Within weeks, Moberg was on a course intended for reservists and learning how to use a gun and move on a battlefield.
The war in Ukraine has caused great alarm in Finland, which shares a 1,300 km (810 miles) border with Russia and during World War Two fought two wars against the Soviet Union which cost it a tenth of its territory. About 100,000 Finns were killed.
Spurred on by the invasion, Finland broke with decades of domestic defence and security policy last month when it applied for membership in the NATO military alliance.
Finland’s Women’s National Emergency Preparedness Association said demand for their courses had shot up since February.
“Right after the war broke out, our phones started ringing and emails were flying in … and of course the demand for training went up,” said Suvi Aksela, the association’s head of communications.
The trend is in keeping with Finland’s long tradition of wartime volunteering among women who, in contrast to men, are not required to do military service.
Around 19 percent of Finland’s 13,000 professional military personnel are women, according to data from the military, although only 1-2% of conscripts are female.
Last week, Moberg was back for more, this time on a survival training course organised by the Women’s Preparedness Association at a military base in Hattula, 100 km from Helsinki.
For three days, she and more than 300 other women learned how to set up camp, light a fire in the rain, navigate in the forest and do first aid.
“I am one of the last people my loved ones would have expected to participate in courses like these since I’ve been quite the princess, a bit of a fancy pants,” Moberg said.
Another 500 women were on a waiting list, according to the Women’s Preparedness Association, a volunteer group that holds annual training sessions for civilian women on skills needed in crisis situations. It receives some public funding and can use military facilities and equipment for training.
Moberg is not alone in her concerns or desire to help defend Finland. According to a poll published by the defence ministry last month, 85% of Finns now see Russia has having a negative effect on Finland’s security, compared to 34% in 2007.
The same poll showed that 83% of Finns think they should take up arms in the event of a military attack on their country, even if the outcome seemed uncertain.

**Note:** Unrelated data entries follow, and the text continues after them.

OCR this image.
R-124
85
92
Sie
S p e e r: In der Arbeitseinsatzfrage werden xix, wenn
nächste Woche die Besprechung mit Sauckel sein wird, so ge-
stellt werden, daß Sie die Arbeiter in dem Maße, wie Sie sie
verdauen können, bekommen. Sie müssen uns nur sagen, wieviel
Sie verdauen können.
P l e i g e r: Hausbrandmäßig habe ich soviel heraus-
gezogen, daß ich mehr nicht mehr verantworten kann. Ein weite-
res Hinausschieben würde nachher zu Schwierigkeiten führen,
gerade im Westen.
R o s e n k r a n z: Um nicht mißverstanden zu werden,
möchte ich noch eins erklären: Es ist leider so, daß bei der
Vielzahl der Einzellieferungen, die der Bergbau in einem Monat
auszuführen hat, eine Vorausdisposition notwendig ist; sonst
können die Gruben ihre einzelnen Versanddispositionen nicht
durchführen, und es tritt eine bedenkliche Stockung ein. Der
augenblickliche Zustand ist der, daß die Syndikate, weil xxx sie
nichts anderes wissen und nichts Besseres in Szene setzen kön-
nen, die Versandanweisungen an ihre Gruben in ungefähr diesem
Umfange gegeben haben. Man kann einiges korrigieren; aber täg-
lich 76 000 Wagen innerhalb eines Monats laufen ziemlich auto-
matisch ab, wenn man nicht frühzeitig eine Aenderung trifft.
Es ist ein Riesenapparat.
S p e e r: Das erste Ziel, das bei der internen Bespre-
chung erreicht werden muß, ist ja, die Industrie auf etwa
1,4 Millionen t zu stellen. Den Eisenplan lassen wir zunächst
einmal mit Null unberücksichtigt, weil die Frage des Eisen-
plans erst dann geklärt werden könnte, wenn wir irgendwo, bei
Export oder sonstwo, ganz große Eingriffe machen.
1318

“This is a good country to live in and raise children. It is definitely worth defending,” she said.
“The will to defend our country is very strong in Finland,” said another volunteer on the course, Satu Miettinen, who was raised by her grandmother, who was a volunteer in World War Two.
She taught Miettinen, like many other Finns have been taught too, that Moscow could attack Finland again.
“Because of that I’ve always had that suspicion,” said the 36-year-old.
Moberg says she will do more preparedness courses to be ready for a crisis, be it a major accident at a nuclear plant or a natural disaster.
“Courage does not mean not being afraid, but acting despite of that,” she said.